How powerful would it be for Stark to realise that he was responsible for the Mandarin? To realise that so many people - normal, reasonable people - had been pushed and pushed so hard and enticed by such evil individuals that they become fanatic tools. That he was responsible for the death of those people in that wee boy's town. And what's more, it's still happening: War Machine (cynically renamed Iron Patriot) goes off on manoeuvres, explicitly representing American interests complete with garish Old Glory paint job, invading and searching foreign states. Feeding the Mandarin's army. There's even a scene where he breaks into a (non-located but clearly Middle-Eastern) house, terrifying the occupants, as well as one where he breaks into a sweatshop full of hijab-clad Muslim women. The more War Machine and Iron Man fight the terrorists, the more the unintended victims are drawn to the terrorist cause - and the more terror they spread.
But by having Killian be the power behind the throne, you completely rob Stark from that responsibility. What did Tony do to make Killian so furious? He blew off a nerd at a party. How could anyone possibly hold him responsible for Killian's crimes? You might as well blame the man who rejected Hitler's application for art school for World War II. Tony has no reason to feel responsible, he did not "create" Killian in the way he (could have) "created" the Mandarin. The focus is taken completely away from the Mandarin and the entire terrorism plot, and given to yet another story of a white businessman in a suit testing out new toys for war and profit.
The Mandarin could have shown Stark finally, truly, acknowledge the demon he created: a reflection of terrorism as it stands in the world today, the idea that we create our own monsters. The Mandarin represents every casualty or a Stark missile, the family of those killed and maimed who were seduced by evil in their darkest despair. Killian was Edward Nigma by way of Julius Kelp (seriously, Killian & Stark's first meeting played out almost identically to Nigma & Wayne in Batman Forever): a nerd nobody takes seriously who transforms into a suave, smooth god of sex and coolness through the science nobody was willing to appreciate.
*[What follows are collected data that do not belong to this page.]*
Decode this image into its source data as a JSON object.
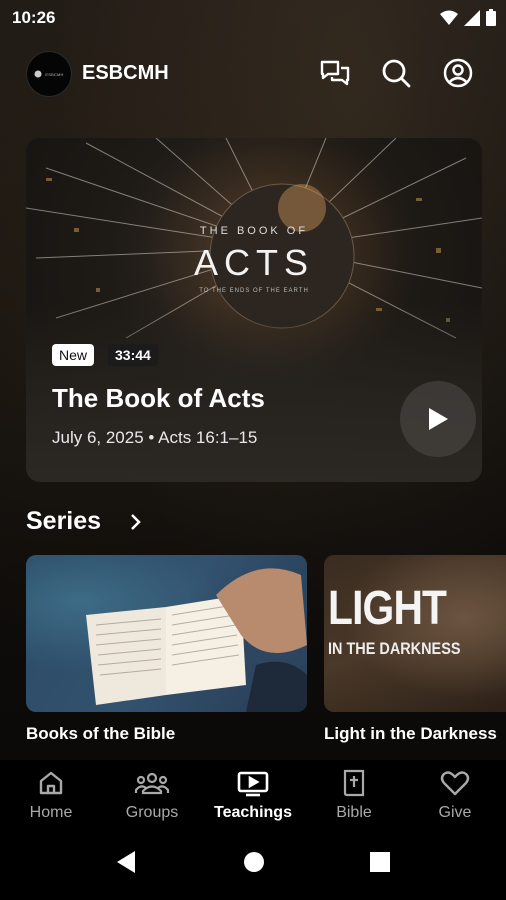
{
  "status_bar": {
    "time": "10:26"
  },
  "header": {
    "brand": "ESBCMH",
    "logo_text": "ESBCMH"
  },
  "hero": {
    "badge_new": "New",
    "duration": "33:44",
    "title": "The Book of Acts",
    "meta": "July 6, 2025 • Acts 16:1–15",
    "banner_sub": "THE BOOK OF",
    "banner_main": "ACTS",
    "banner_small": "TO THE ENDS OF THE EARTH"
  },
  "series": {
    "title": "Series",
    "items": [
      {
        "label": "Books of the Bible"
      },
      {
        "label": "Light in the Darkness",
        "art_title": "LIGHT",
        "art_subtitle": "IN THE DARKNESS"
      }
    ]
  },
  "bottom_nav": {
    "items": [
      {
        "label": "Home",
        "icon": "home-icon"
      },
      {
        "label": "Groups",
        "icon": "groups-icon"
      },
      {
        "label": "Teachings",
        "icon": "teachings-icon",
        "active": true
      },
      {
        "label": "Bible",
        "icon": "bible-icon"
      },
      {
        "label": "Give",
        "icon": "heart-icon"
      }
    ]
  }
}
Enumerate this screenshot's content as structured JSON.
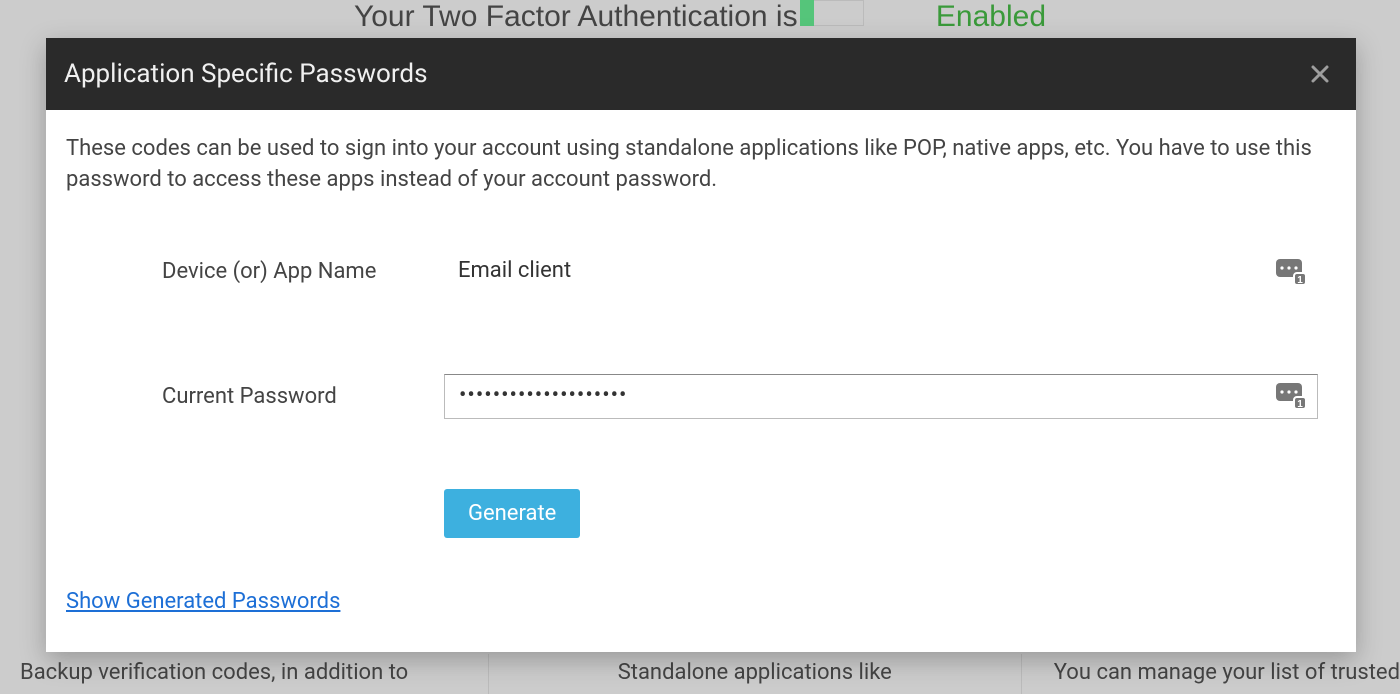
{
  "background": {
    "heading_prefix": "Your Two Factor Authentication is",
    "status": "Enabled",
    "columns": {
      "c1": "Backup verification codes, in addition to",
      "c2": "Standalone applications like",
      "c3": "You can manage your list of trusted"
    }
  },
  "modal": {
    "title": "Application Specific Passwords",
    "close_label": "Close",
    "description": "These codes can be used to sign into your account using standalone applications like POP, native apps, etc. You have to use this password to access these apps instead of your account password.",
    "fields": {
      "device": {
        "label": "Device (or) App Name",
        "value": "Email client"
      },
      "password": {
        "label": "Current Password",
        "value": "••••••••••••••••••••"
      }
    },
    "generate_label": "Generate",
    "show_link": "Show Generated Passwords"
  }
}
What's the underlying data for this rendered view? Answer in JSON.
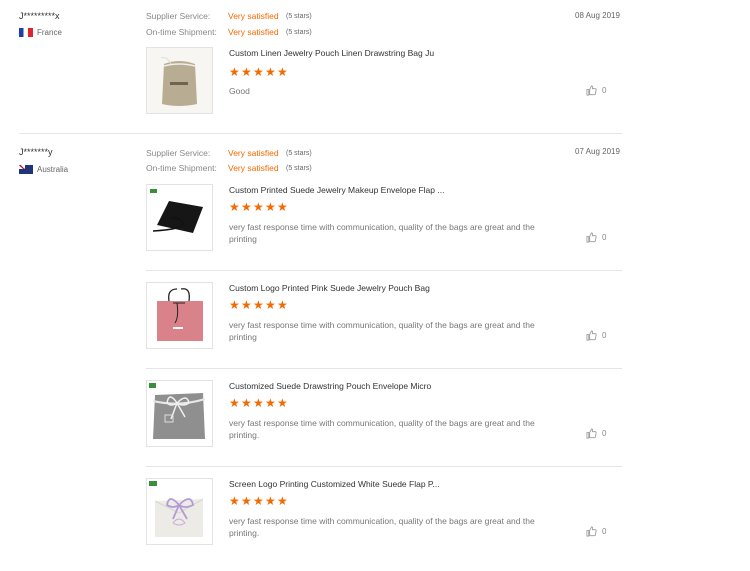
{
  "reviews": [
    {
      "buyer": "J*********x",
      "country": "France",
      "supplier_label": "Supplier Service:",
      "supplier_value": "Very satisfied",
      "supplier_stars": "(5 stars)",
      "shipment_label": "On-time Shipment:",
      "shipment_value": "Very satisfied",
      "shipment_stars": "(5 stars)",
      "date": "08 Aug 2019",
      "products": [
        {
          "title": "Custom Linen Jewelry Pouch Linen Drawstring Bag Ju",
          "rating": 5,
          "comment": "Good",
          "likes": "0"
        }
      ]
    },
    {
      "buyer": "J*******y",
      "country": "Australia",
      "supplier_label": "Supplier Service:",
      "supplier_value": "Very satisfied",
      "supplier_stars": "(5 stars)",
      "shipment_label": "On-time Shipment:",
      "shipment_value": "Very satisfied",
      "shipment_stars": "(5 stars)",
      "date": "07 Aug 2019",
      "products": [
        {
          "title": "Custom Printed Suede Jewelry Makeup Envelope Flap ...",
          "rating": 5,
          "comment": "very fast response time with communication, quality of the bags are great and the printing",
          "likes": "0"
        },
        {
          "title": "Custom Logo Printed Pink Suede Jewelry Pouch Bag",
          "rating": 5,
          "comment": "very fast response time with communication, quality of the bags are great and the printing",
          "likes": "0"
        },
        {
          "title": "Customized Suede Drawstring Pouch Envelope Micro",
          "rating": 5,
          "comment": "very fast response time with communication, quality of the bags are great and the printing.",
          "likes": "0"
        },
        {
          "title": "Screen Logo Printing Customized White Suede Flap P...",
          "rating": 5,
          "comment": "very fast response time with communication, quality of the bags are great and the printing.",
          "likes": "0"
        }
      ]
    }
  ],
  "colors": {
    "accent": "#f26a00",
    "divider": "#e6e6e6"
  },
  "icons": {
    "like": "thumbs-up-icon",
    "star": "star-icon"
  }
}
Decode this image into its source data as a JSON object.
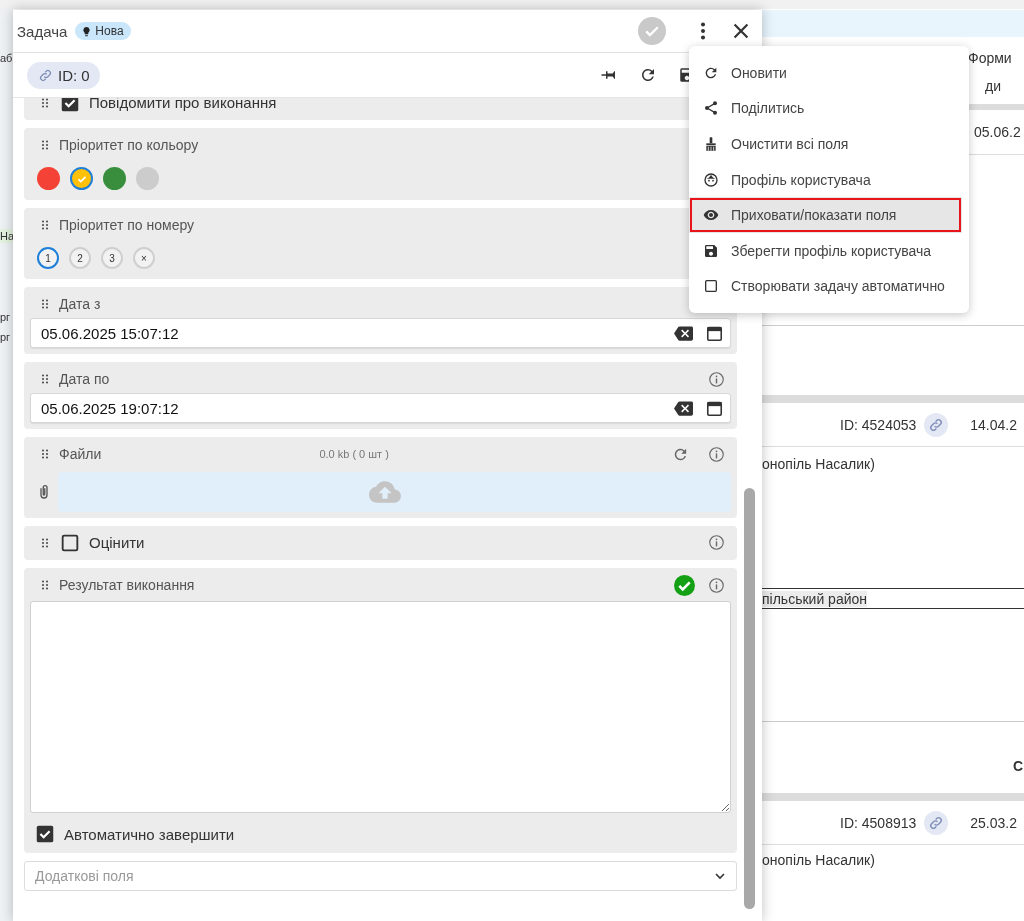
{
  "background_page": {
    "edge_cells": [
      "аб",
      "На",
      "рг",
      "рг"
    ],
    "panel": [
      {
        "kind": "top_bar"
      },
      {
        "kind": "header",
        "text": "Форми"
      },
      {
        "kind": "subheader",
        "text": "ди"
      },
      {
        "kind": "band"
      },
      {
        "kind": "date",
        "text": "05.06.2"
      },
      {
        "kind": "rule"
      },
      {
        "kind": "band"
      },
      {
        "kind": "id_row",
        "id": "ID: 4524053",
        "date": "14.04.2"
      },
      {
        "kind": "text",
        "text": "онопіль Насалик)"
      },
      {
        "kind": "marked_text",
        "text": "пільський район"
      },
      {
        "kind": "rule"
      },
      {
        "kind": "bold",
        "text": "С"
      },
      {
        "kind": "band"
      },
      {
        "kind": "id_row",
        "id": "ID: 4508913",
        "date": "25.03.2"
      },
      {
        "kind": "text",
        "text": "онопіль Насалик)"
      }
    ]
  },
  "dialog": {
    "title": "Задача",
    "status_badge": "Нова",
    "record_id": "ID: 0",
    "fields": [
      {
        "kind": "checkbox",
        "label": "Повідомити про виконання",
        "checked": true,
        "info": false
      },
      {
        "kind": "color_choice",
        "label": "Пріоритет по кольору",
        "info": false,
        "options": [
          {
            "color": "#f44336",
            "selected": false
          },
          {
            "color": "#ffc107",
            "selected": true
          },
          {
            "color": "#388e3c",
            "selected": false
          },
          {
            "color": "#cccccc",
            "selected": false
          }
        ]
      },
      {
        "kind": "number_choice",
        "label": "Пріоритет по номеру",
        "info": false,
        "options": [
          {
            "text": "1",
            "selected": true
          },
          {
            "text": "2",
            "selected": false
          },
          {
            "text": "3",
            "selected": false
          },
          {
            "text": "×",
            "selected": false
          }
        ]
      },
      {
        "kind": "datetime",
        "label": "Дата з",
        "value": "05.06.2025 15:07:12",
        "info": false
      },
      {
        "kind": "datetime",
        "label": "Дата по",
        "value": "05.06.2025 19:07:12",
        "info": true
      },
      {
        "kind": "files",
        "label": "Файли",
        "summary": "0.0 kb ( 0 шт )",
        "info": true
      },
      {
        "kind": "checkbox",
        "label": "Оцінити",
        "checked": false,
        "info": true
      },
      {
        "kind": "textarea",
        "label": "Результат виконання",
        "valid": true,
        "info": true,
        "auto_complete": {
          "label": "Автоматично завершити",
          "checked": true
        }
      }
    ],
    "extra_fields": {
      "placeholder": "Додаткові поля"
    }
  },
  "menu": {
    "items": [
      {
        "kind": "action",
        "label": "Оновити",
        "selected": false
      },
      {
        "kind": "action",
        "label": "Поділитись",
        "selected": false
      },
      {
        "kind": "action",
        "label": "Очистити всі поля",
        "selected": false
      },
      {
        "kind": "action",
        "label": "Профіль користувача",
        "selected": false
      },
      {
        "kind": "action",
        "label": "Приховати/показати поля",
        "selected": true
      },
      {
        "kind": "action",
        "label": "Зберегти профіль користувача",
        "selected": false
      },
      {
        "kind": "checkbox",
        "label": "Створювати задачу автоматично",
        "checked": false,
        "selected": false
      }
    ]
  }
}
I refuse to believe I'm imagining this.
As it is, Iron Man Three (I still don't know why they went with spelling as opposed to digits for the three) is a fun diversion, lots of cute Downey Jr. banter, and enough action pieces to keep interest. But man, if they had the guts (and a better writer/director) it could've been something special.
Also, three things that should have happened but didn't:
1. So you'll give the kid a garagefull of presents, but leave the poor techie in the lurch without so much as a card?
2. At no point does War Machine arrive to KISS' same-titled track.
3. You have the President of the United States in Iron Patriot armour, yet you DON'T have him lay the smackdown on a few bad guys? What's wrong with you, Shane Black?